Underexplored Applications
One particularly underexplored application area is scientific research [00:41:41]. The expectation was that AI models would revolutionize scientific discovery, but the interfaces are not yet optimal for academia [00:42:04]. Robotics is another area ripe for significant advancements with AI [00:42:19].
Recommendations for Businesses
For enterprise or consumer CEOs, the advice is to immediately start exploring frontier models and computer use models [00:36:40]. Experiment with internal workflows to build multi-agent architectures that automate tasks end-to-end [00:36:52]. Identify manual workflows that could benefit from a tool interface and work towards programmatic access [00:37:05]. This mirrors the “digital transformation” trend from the cloud era, focusing on automating applications [00:37:17]. Employees should be encouraged to identify their least favorite daily tasks to automate, as this will increase productivity and satisfaction [00:38:15].

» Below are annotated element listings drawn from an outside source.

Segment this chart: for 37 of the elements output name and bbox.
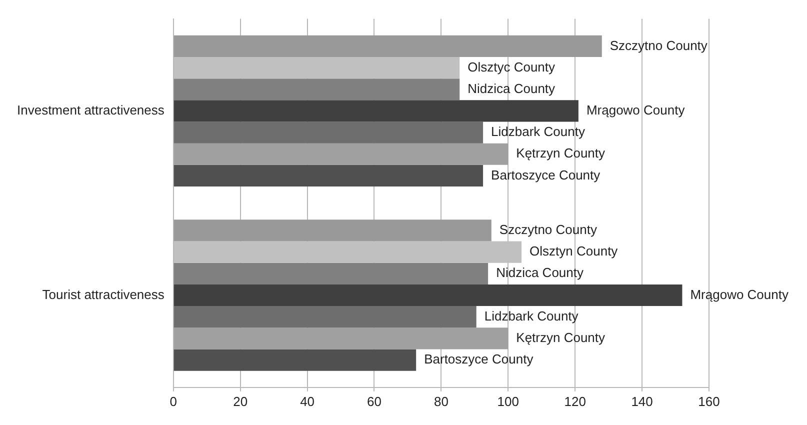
x-tick-label: 140 <box>631 394 653 409</box>
data-label: Bartoszyce County <box>424 352 534 367</box>
data-label: Lidzbark County <box>484 308 579 324</box>
data-label: Szczytno County <box>610 38 708 53</box>
x-tick-label: 20 <box>233 394 248 409</box>
bar <box>174 349 416 371</box>
data-label: Kętrzyn County <box>516 146 606 161</box>
bar <box>174 284 682 306</box>
x-tick-label: 60 <box>367 394 382 409</box>
bar <box>174 143 508 165</box>
data-label: Kętrzyn County <box>516 330 606 346</box>
data-label: Mrągowo County <box>586 102 686 118</box>
x-tick-label: 80 <box>434 394 448 409</box>
data-label: Szczytno County <box>499 222 598 238</box>
data-label: Olsztyc County <box>468 59 556 74</box>
bar <box>174 262 488 284</box>
bar <box>174 35 602 57</box>
bar <box>174 328 508 350</box>
bar <box>174 122 484 144</box>
bar <box>174 306 476 328</box>
x-tick-label: 40 <box>300 394 315 409</box>
bar <box>174 164 484 187</box>
x-tick-label: 100 <box>497 394 519 409</box>
data-label: Nidzica County <box>496 265 584 280</box>
x-tick-label: 120 <box>564 394 586 409</box>
bar <box>174 220 492 242</box>
data-label: Lidzbark County <box>491 124 586 140</box>
data-label: Mrągowo County <box>690 286 789 302</box>
data-label: Bartoszyce County <box>491 167 601 182</box>
data-label: Olsztyn County <box>530 244 618 259</box>
data-label: Nidzica County <box>468 80 556 96</box>
x-tick-label: 0 <box>170 394 178 409</box>
x-tick-label: 160 <box>698 394 720 409</box>
y-tick-label: Investment attractiveness <box>16 102 165 118</box>
bar <box>174 100 578 122</box>
y-tick-label: Tourist attractiveness <box>42 286 165 302</box>
bar <box>174 78 460 100</box>
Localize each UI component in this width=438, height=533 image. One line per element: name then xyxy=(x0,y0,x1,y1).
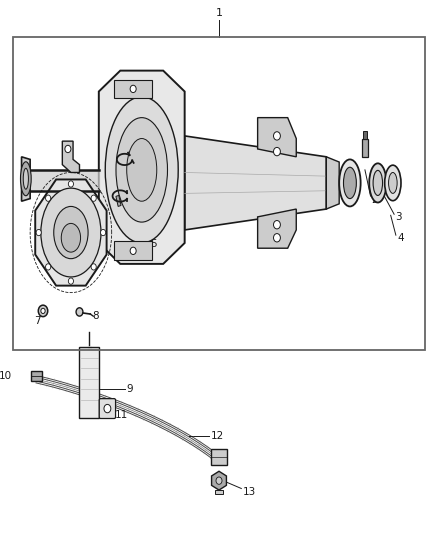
Ellipse shape xyxy=(130,247,136,254)
Bar xyxy=(32,371,42,382)
Ellipse shape xyxy=(273,233,280,242)
Bar xyxy=(215,489,223,494)
Ellipse shape xyxy=(76,308,83,316)
Ellipse shape xyxy=(61,223,81,252)
Ellipse shape xyxy=(273,221,280,229)
Ellipse shape xyxy=(216,477,222,484)
Ellipse shape xyxy=(21,162,31,196)
Ellipse shape xyxy=(38,305,48,317)
Text: 12: 12 xyxy=(210,431,224,441)
Text: 6: 6 xyxy=(79,265,86,275)
Bar xyxy=(363,131,367,139)
Ellipse shape xyxy=(273,132,280,140)
Ellipse shape xyxy=(65,146,71,152)
Bar xyxy=(116,196,121,206)
Ellipse shape xyxy=(46,195,51,201)
Ellipse shape xyxy=(389,173,397,193)
Bar xyxy=(114,79,152,98)
Ellipse shape xyxy=(104,405,111,413)
Polygon shape xyxy=(258,209,296,248)
Polygon shape xyxy=(185,136,326,230)
Ellipse shape xyxy=(68,278,74,284)
Text: 1: 1 xyxy=(215,9,223,19)
Ellipse shape xyxy=(101,229,106,236)
Bar xyxy=(361,139,368,157)
Ellipse shape xyxy=(54,206,88,259)
Polygon shape xyxy=(212,471,226,490)
Text: 8: 8 xyxy=(92,311,99,321)
Text: 7: 7 xyxy=(35,316,41,326)
Ellipse shape xyxy=(373,171,382,196)
Ellipse shape xyxy=(46,264,51,270)
Bar xyxy=(114,241,152,260)
Text: 11: 11 xyxy=(115,410,128,421)
Ellipse shape xyxy=(385,165,401,201)
Ellipse shape xyxy=(36,229,41,236)
Ellipse shape xyxy=(273,148,280,156)
Ellipse shape xyxy=(91,264,96,270)
Text: 10: 10 xyxy=(0,371,12,381)
Ellipse shape xyxy=(130,85,136,93)
Text: 13: 13 xyxy=(243,487,256,497)
Polygon shape xyxy=(21,157,30,201)
FancyBboxPatch shape xyxy=(99,399,116,418)
Polygon shape xyxy=(35,180,106,286)
Ellipse shape xyxy=(23,168,28,189)
Text: 4: 4 xyxy=(397,233,404,243)
Text: 2: 2 xyxy=(371,195,378,205)
Polygon shape xyxy=(99,71,185,264)
Ellipse shape xyxy=(41,308,45,313)
Ellipse shape xyxy=(339,159,360,206)
Ellipse shape xyxy=(105,97,178,243)
Text: 5: 5 xyxy=(150,239,157,249)
Ellipse shape xyxy=(369,163,386,203)
Text: 3: 3 xyxy=(395,212,402,222)
Ellipse shape xyxy=(91,195,96,201)
Ellipse shape xyxy=(68,181,74,187)
Ellipse shape xyxy=(41,188,101,277)
Text: 9: 9 xyxy=(127,384,133,394)
Polygon shape xyxy=(326,157,339,209)
Bar xyxy=(211,449,227,465)
Ellipse shape xyxy=(343,167,357,199)
Polygon shape xyxy=(258,118,296,157)
Polygon shape xyxy=(62,141,79,173)
Polygon shape xyxy=(80,348,99,418)
Ellipse shape xyxy=(127,139,157,201)
Bar xyxy=(13,37,425,350)
Ellipse shape xyxy=(116,118,167,222)
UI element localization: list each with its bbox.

Overhyped/Underhyped AI Aspects
Agents are considered both overhyped and underhyped [00:38:52]. They have gone through multiple hype cycles, but companies that successfully implement them to automate manual tasks or create deep research capabilities achieve significant results [00:39:03].
The power of reasoning models combined with tool use has been a significant mind-shift, enabling a move from deterministic workflows to fully agentic products that deliver powerful results [00:39:23]. Similarly, the power of fine-tuning to inject custom information into models and significantly move the needle for specific tasks is impressive [00:40:13].
The biggest differentiator for application builders long-term will be the ability to orchestrate tools, data, and multiple model calls effectively, rapidly evaluating and improving performance [00:41:02].
Model progress is expected to be more significant this year than last, driven by a feedback loop where models help researchers improve them with better data [00:42:33].
The AI travel agent remains a highly anticipated yet elusive product, despite being a common demo [00:42:57]. The travel industry is deeply entrenched, waiting for someone to truly “crack” the AI travel agent [00:42:58].